L-BFGS-B optimizer based on the SciPy implementation.

Parameters
  • goal (str) – The optimization goal, either ‘minimize’ or ‘maximize’. Default is ‘minimize’.

  • disp (None or int) – If disp is None (the default), then the supplied version of iprint is used. If disp is not None, then it overrides the supplied version of iprint with the behaviour you outlined.

  • eps (float) – Step size used for numerical approximation of the jacobian.

  • ftol (float) – The iteration stops when (f^k - f^{k+1})/max{|f^k|,|f^{k+1}|,1} <= ftol.

  • gtol (float) – The iteration will stop when max{|proj g_i | i = 1, …, n} <= gtol where pg_i is the i-th component of the projected gradient.

  • maxcor (int) – The maximum number of variable metric corrections used to define the limited memory matrix. (The limited memory BFGS method does not store the full hessian but uses this many terms in an approximation to it.)

  • maxfun (int) – Maximum number of function evaluations.

  • maxiter (int) – Maximum number of iterations.

  • maxls (int, optional) – Maximum number of line search steps (per iteration).

  • init_guess (array, optional) – initial guess for the optimization

  • init_guess_method (str) – method to construct initial guesses if init_guess is not provided.

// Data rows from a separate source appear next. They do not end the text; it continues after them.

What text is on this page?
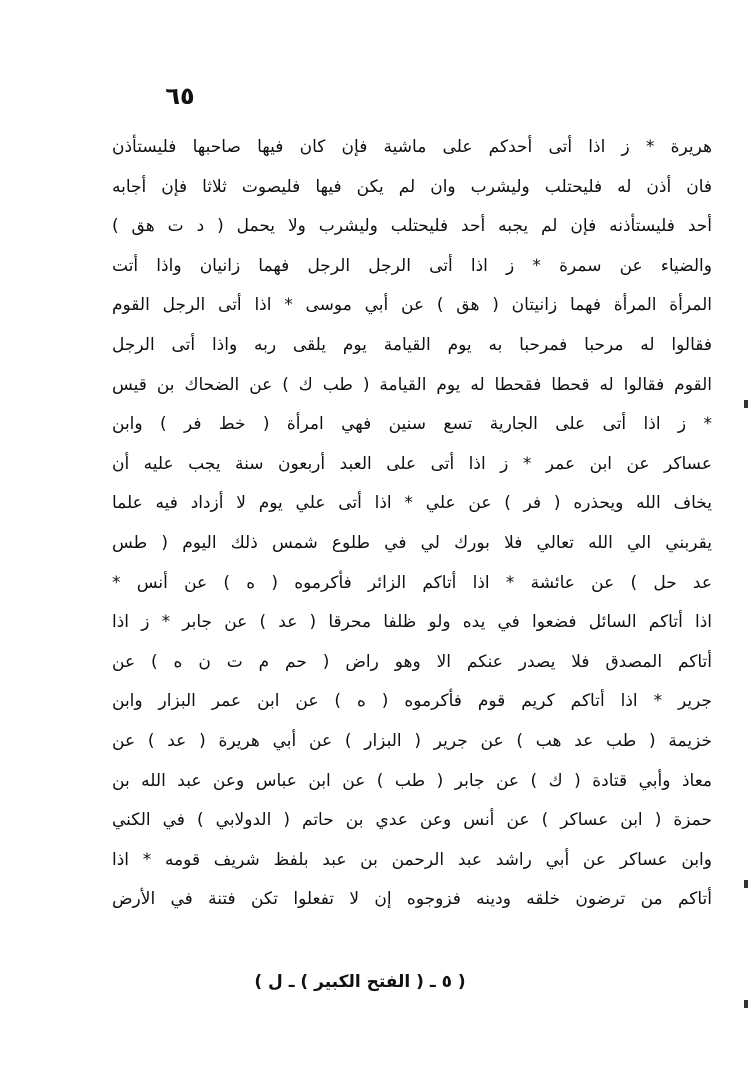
٦٥
هريرة * ز اذا أتى أحدكم على ماشية فإن كان فيها صاحبها فليستأذن
فان أذن له فليحتلب وليشرب وان لم يكن فيها فليصوت ثلاثا فإن أجابه
أحد فليستأذنه فإن لم يجبه أحد فليحتلب وليشرب ولا يحمل ( د ت هق )
والضياء عن سمرة * ز اذا أتى الرجل الرجل فهما زانيان واذا أتت
المرأة المرأة فهما زانيتان ( هق ) عن أبي موسى * اذا أتى الرجل القوم
فقالوا له مرحبا فمرحبا به يوم القيامة يوم يلقى ربه واذا أتى الرجل
القوم فقالوا له قحطا فقحطا له يوم القيامة ( طب ك ) عن الضحاك بن قيس
* ز اذا أتى على الجارية تسع سنين فهي امرأة ( خط فر ) وابن
عساكر عن ابن عمر * ز اذا أتى على العبد أربعون سنة يجب عليه أن
يخاف الله ويحذره ( فر ) عن علي * اذا أتى علي يوم لا أزداد فيه علما
يقربني الي الله تعالي فلا بورك لي في طلوع شمس ذلك اليوم ( طس
عد حل ) عن عائشة * اذا أتاكم الزائر فأكرموه ( ه ) عن أنس *
اذا أتاكم السائل فضعوا في يده ولو ظلفا محرقا ( عد ) عن جابر * ز اذا
أتاكم المصدق فلا يصدر عنكم الا وهو راض ( حم م ت ن ه ) عن
جرير * اذا أتاكم كريم قوم فأكرموه ( ه ) عن ابن عمر البزار وابن
خزيمة ( طب عد هب ) عن جرير ( البزار ) عن أبي هريرة ( عد ) عن
معاذ وأبي قتادة ( ك ) عن جابر ( طب ) عن ابن عباس وعن عبد الله بن
حمزة ( ابن عساكر ) عن أنس وعن عدي بن حاتم ( الدولابي ) في الكني
وابن عساكر عن أبي راشد عبد الرحمن بن عبد بلفظ شريف قومه * اذا
أتاكم من ترضون خلقه ودينه فزوجوه إن لا تفعلوا تكن فتنة في الأرض
( ٥ ـ ( الفتح الكبير ) ـ ل )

Choose from: random

  • init_guess_seed (str) – random seed for init_guess_method

Methods

tell([observations])

Provide the planner with all previous observations.

ask([return_as])

suggest new set of parameters

recommend([observations, return_as])

Consecutively executes tell and ask: tell the planner about all previous observations, and ask about the next query point.

optimize(emulator[, num_iter, verbose])

Optimizes a surface for a fixed number of iterations.

set_param_space(param_space)

Defines the parameter space over which the planner will search.

ask(return_as=None)

suggest new set of parameters

Parameters

return_as (string) – choose data type for returned parameters allowed options (dict, array)

Returns

newly generated parameters

Return type

ParameterVector

optimize(emulator, num_iter=1, verbose=False)

Optimizes a surface for a fixed number of iterations.

Parameters
  • emulator (object) – Emulator or a Surface instance to optimize over.

  • num_iter (int) – Maximum number of iterations allowed.

  • verbose (bool) – Whether to print information to screen.

Returns

Campaign object with information about the optimization, including all parameters

tested and measurements obtained.

Return type

campaign (Campaign)

recommend(observations=None, return_as=None)

Consecutively executes tell and ask: tell the planner about all previous observations, and ask about the next query point.

Parameters
  • observations (list of ???) –

  • return_as (string) – choose data type for returned parameters allowed options (dict, array)

Returns

newly generated parameters

Return type

list

set_param_space(param_space)

Defines the parameter space over which the planner will search.

Parameters

param_space (ParameterSpace) – a ParameterSpace object defining the space over which to search.

tell(observations=<olympus.campaigns.observations.Observations object>)

Provide the planner with all previous observations.

Parameters

observations (Observations) – an Observation object containing all previous observations. This defines the history of the campaign seen by the planner. The default is None, i.e. there are no previous observations.